How do multiple sites with multiple domains work?

Topics: General
Feb 3, 2011 at 8:09 PM

I'm trying to figure out how C1 deals with multiple sites with multiple domains.

If I manage multiple completely separate domains.

www.mysite.com

www.someothersite.com

What's the best way to set up Composite C1 to be able to manage these? Some users should have access to some sites, some users don't. Do I need separate implementations of C1 for each site? What's the best way to proceed?

Coordinator
Feb 9, 2011 at 3:07 PM

I would say it depends on the amount of shared data, functionality and layout and what customizations you anticipate individual sites may require in the future. If the sites are identical in functionality and layout differences can be managed via CSS and layout templates then a single installation may work fine.

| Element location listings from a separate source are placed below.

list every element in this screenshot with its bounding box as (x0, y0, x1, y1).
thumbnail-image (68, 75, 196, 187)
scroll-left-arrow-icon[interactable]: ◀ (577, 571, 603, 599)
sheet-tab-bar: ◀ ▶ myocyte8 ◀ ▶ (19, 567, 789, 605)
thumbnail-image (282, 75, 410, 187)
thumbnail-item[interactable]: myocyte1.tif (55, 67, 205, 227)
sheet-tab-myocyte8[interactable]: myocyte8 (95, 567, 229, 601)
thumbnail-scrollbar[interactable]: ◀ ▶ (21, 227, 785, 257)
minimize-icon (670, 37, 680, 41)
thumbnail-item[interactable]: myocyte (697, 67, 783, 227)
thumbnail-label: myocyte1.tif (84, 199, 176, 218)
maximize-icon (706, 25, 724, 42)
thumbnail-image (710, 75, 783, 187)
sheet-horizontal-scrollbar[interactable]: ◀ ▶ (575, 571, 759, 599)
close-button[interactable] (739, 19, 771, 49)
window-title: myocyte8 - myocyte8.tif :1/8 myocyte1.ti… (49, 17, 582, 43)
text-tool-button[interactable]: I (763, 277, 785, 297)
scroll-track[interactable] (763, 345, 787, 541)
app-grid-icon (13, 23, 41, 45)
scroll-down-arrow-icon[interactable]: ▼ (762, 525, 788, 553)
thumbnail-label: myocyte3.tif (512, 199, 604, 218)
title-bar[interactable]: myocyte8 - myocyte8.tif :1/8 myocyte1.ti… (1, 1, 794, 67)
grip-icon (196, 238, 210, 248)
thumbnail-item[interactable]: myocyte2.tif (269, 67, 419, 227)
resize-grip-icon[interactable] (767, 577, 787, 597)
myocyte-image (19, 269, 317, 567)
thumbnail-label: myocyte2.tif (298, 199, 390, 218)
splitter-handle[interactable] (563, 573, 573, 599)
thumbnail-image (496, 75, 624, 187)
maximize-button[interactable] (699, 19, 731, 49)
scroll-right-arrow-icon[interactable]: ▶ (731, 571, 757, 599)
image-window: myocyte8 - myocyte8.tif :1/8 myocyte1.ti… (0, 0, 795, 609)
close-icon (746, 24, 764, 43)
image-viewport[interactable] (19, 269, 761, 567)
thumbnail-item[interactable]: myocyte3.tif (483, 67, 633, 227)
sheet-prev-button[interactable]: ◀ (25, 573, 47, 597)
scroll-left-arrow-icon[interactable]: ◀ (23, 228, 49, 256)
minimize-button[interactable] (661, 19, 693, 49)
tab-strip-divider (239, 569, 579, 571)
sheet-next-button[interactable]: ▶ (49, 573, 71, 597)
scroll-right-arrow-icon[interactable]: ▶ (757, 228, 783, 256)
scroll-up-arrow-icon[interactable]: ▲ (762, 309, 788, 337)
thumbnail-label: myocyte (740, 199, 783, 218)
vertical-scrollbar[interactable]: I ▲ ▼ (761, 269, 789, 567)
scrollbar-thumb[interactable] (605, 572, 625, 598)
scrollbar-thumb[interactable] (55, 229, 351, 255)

The 'acceptable span of diversity' is bigger if the user base is from a single organization. Typically having individual sites will guarantee freedom and simplicity in the implementation, but it may put a burden on the developer who need to update functionality/files across all sites.

Global data or site wide functionality may be a show stopper in relation to running everything on a single installation - for instance the Blog package have authors and tags as global data, making the people that can manage authors/tags able to do so for all sites. This may not be desirable is your user base come from different organizations.

Feb 9, 2011 at 7:43 PM

I'm starting up a quite big project (a couple of thousand pages and images), which consists of a public website and a intranet. Most of the pages share the same functionality and metadata but the UI for pages on website and intranet is very different. The customer wants it to be managed inside a single instance of the CMS so i'm just going head first and see how it goes. I will share all my findings here and suggestions for code changes if that is going to be necessary in the core.

What i'm mostly worried of how to share page types but somehow let the design of the pages be different. I could imagine coming up with some conventions for resolving Templates could ease some of the quirks. Ie. lets say we have a template called Frontpage, and we for each website want to say we want to use the frontpage-template, i don't want to know that there is a site1_frontpage.xml and site2_frontpage.xml. Instead we could have a folder hierarchy insde ~/App_Data/PageTemplates so if you had the following

  • ~/App_Data/PageTemplates/frontpage.xml
  • ~/App_Data/PageTemplates/site2/frontpage.xml

and a page configured to use the Frontpage template, then the actual xml file would be resolved at runtime based on which one of the sites the page belongs to. Yes, i know this isn't supported by the C1 console, but by editing the files directly in Visual Studio there should be no problems.

Feb 12, 2011 at 2:39 PM

found the first quirk... the built in quick-sitemap xslt function doesn't honor the multiple websites boundaries and just prints out all pages... is working on updating my SiteMapProvider so SiteMap.RootNode will return the correct root in the context of the Request.

Feb 12, 2011 at 8:20 PM
Edited Feb 12, 2011 at 8:20 PM

Extended the logic for my SiteMapProvider so it now correctly handles multiple websites, also updated CompositeC1Contrib to include these changes.

Say we have the following structure in C1

  • Website1 (hostname ws1.com)
    • subpage1
    • subpage2
  • Website2 (hostname ws2.com)
    • subpage5
    • subpage10

With the newest additions its possible to access all the necessary pages like this

  • http://ws1.com
    • http://ws1.com/subpage1
    • http://ws1.com/subpage2
  • http://ws2.com
    • http://ws2.com/subpage5
    • http://ws2.com/subpage10

And most importanly, its NOT possible to do this

  • http://ws1.com/subpage5
  • http://ws2.com/subpage1

Furthermore the SiteMap provider is aware of which website we're browsing so stuff like SiteMap.RootNode will point to the correct page node (Website1 or Website2) in C1. All this also works fine with languages, where the language-code is just appended just after the hostname, but before page urls as usual.

And last, but not least, while the above schema is preferred when the customers are browsing the website, it can be annoying when editing pages i C1, not being able to preview across website boundaries. I've therefor included logic to allow cross-site requests when dataScope=administrated. This means that this is possible

  • http://ws1.com/website2/subpage5?dataScope=administrated
  • http://ws2.com/website1/subpage1?dataScope=administrated

And all rendered urls on the page reflect this as well, when viewing pages in the administrated datascope.

Mar 1, 2011 at 8:31 PM

It seems like there are quite a few caveats for working with C1 across domains... and that it's simpler to keep your sites separate.